Apple has marketed TouchID both as a convenience and as a security feature. “Your fingerprint is one of the best passwords in the world,” says an Apple promotional video.
A European hacker group has announced a simple, replicable method for spoofing Apple’s TouchID fingerprint authentication system.
The Apple TouchID it the technology developed by Apple to replace passcode on its mobile and help protect users' devices, it is based on a sensor placed under the home button and it is designed to substitute the four-digit passcode to unlock the handset and authorize iTunes Store purchases.
But is it really so? Hackers members of the Chaos Computer Club claim to have defeated Apple TouchID fingerprint sensor for the iPhone 5S, just after the start of its sale to the public. "Fingerprints should not be used to secure anything. You leave them everywhere, and it is far too easy to make fake fingers out of lifted prints," a hacker named Starbug was quoted as saying on the CCC's site.

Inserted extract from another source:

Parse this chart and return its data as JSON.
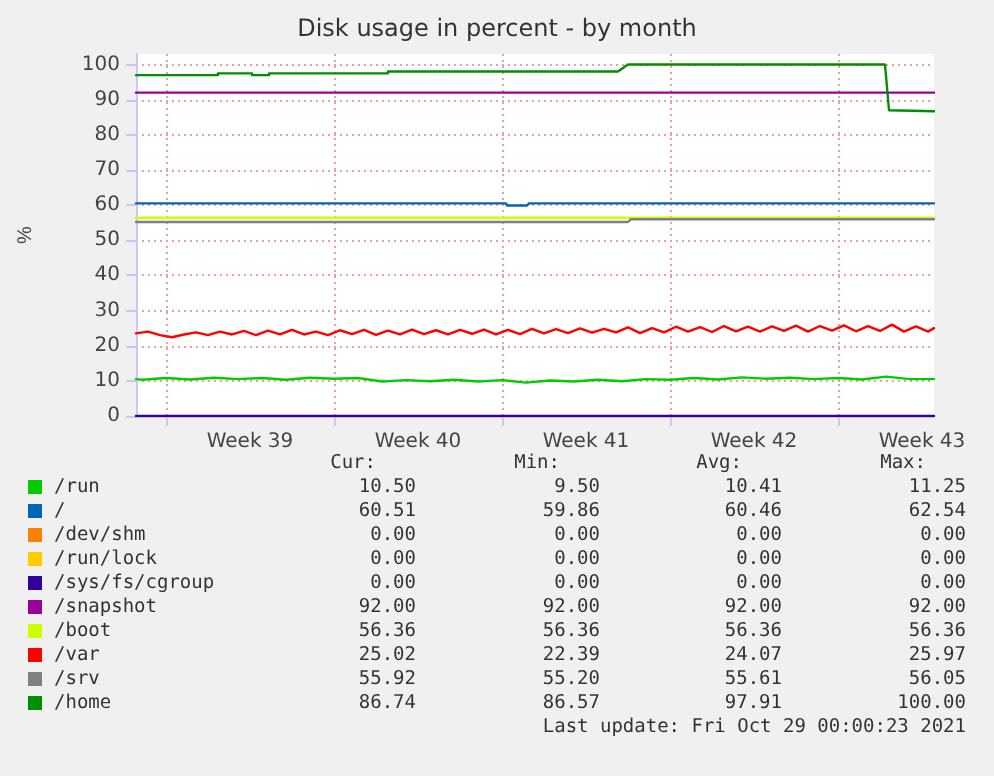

They have successfully bypassed the biometric security on the Apple's Touch ID fingerprint sensor by using materials that can be found in almost every household, it seems that they made it by photographing an iPhone user's fingerprint from a glass surface and using that captured image to verify the user's login credentials.
It warned users to consider whether they want to use a security system that you cannot change unless you change your hands. "In reality, Apple's sensor has just a higher resolution compared to the sensors so far. So we only needed to ramp up the resolution of our fake", post said.
Although CCC did not demonstrate this, several videos have surfaced demonstrated the ease at which the biometric security found on Apple's iPhone 5S can be bypassed.
_First, the fingerprint of the enrolled user is photographed with 2400 dpi resolution. The resulting image is then cleaned up, inverted and laser printed with 1200 dpi onto transparent sheet with a thick toner setting. Finally, pink latex milk or white woodglue is smeared into the pattern created by the toner onto the transparent sheet. After it cures, the thin latex sheet is lifted from the sheet, breathed on to make it a tiny bit moist and then placed onto the sensor to unlock the phone. This process has been used with minor refinements and variations against the vast majority of fingerprint sensors on the market. _
"We hope that this finally puts to rest the illusions people have about fingerprint biometrics," "It is plain stupid to use something that you can´t change and that you leave everywhere every day as a security token." added CCC spokesperson Frank Rieger.
The hack is embarrassing, in recent days a series of bugs and security issues were found on the last version of the popular Apple OS, iOS 7, in particular the lockscreen features is affected by serious flaws.
"The public should no longer be fooled by the biometrics industry with false security claims. Biometrics is fundamentally a technology designed for oppression and control, not for securing everyday device access." hacker said.
These are the exact same steps that the CCC published in 2004 on its web site and the same process that can be used, with minor tweaks, to trick the vast majority of fingerprint sensors on the market.
At this point the only question to be clarified is if the hackers will claim to the bounty of more than $16,000 in cash offered to the first person to hack the Apple TouchID fingerprint sensor.
IsTouchIDhackedyet.com is the brainchild of Nick DePetrillo, an independent security researcher whose last major public research was 2010's Carmen San Diego Project, it announced on its Web site that it was waiting for the group to upload video of the hack as proof of the hack.
Rewards include also a patent application from CipherLaw for the hack process, some Scotch, and a book of erotica.
Lesson learned ... nothing is secure!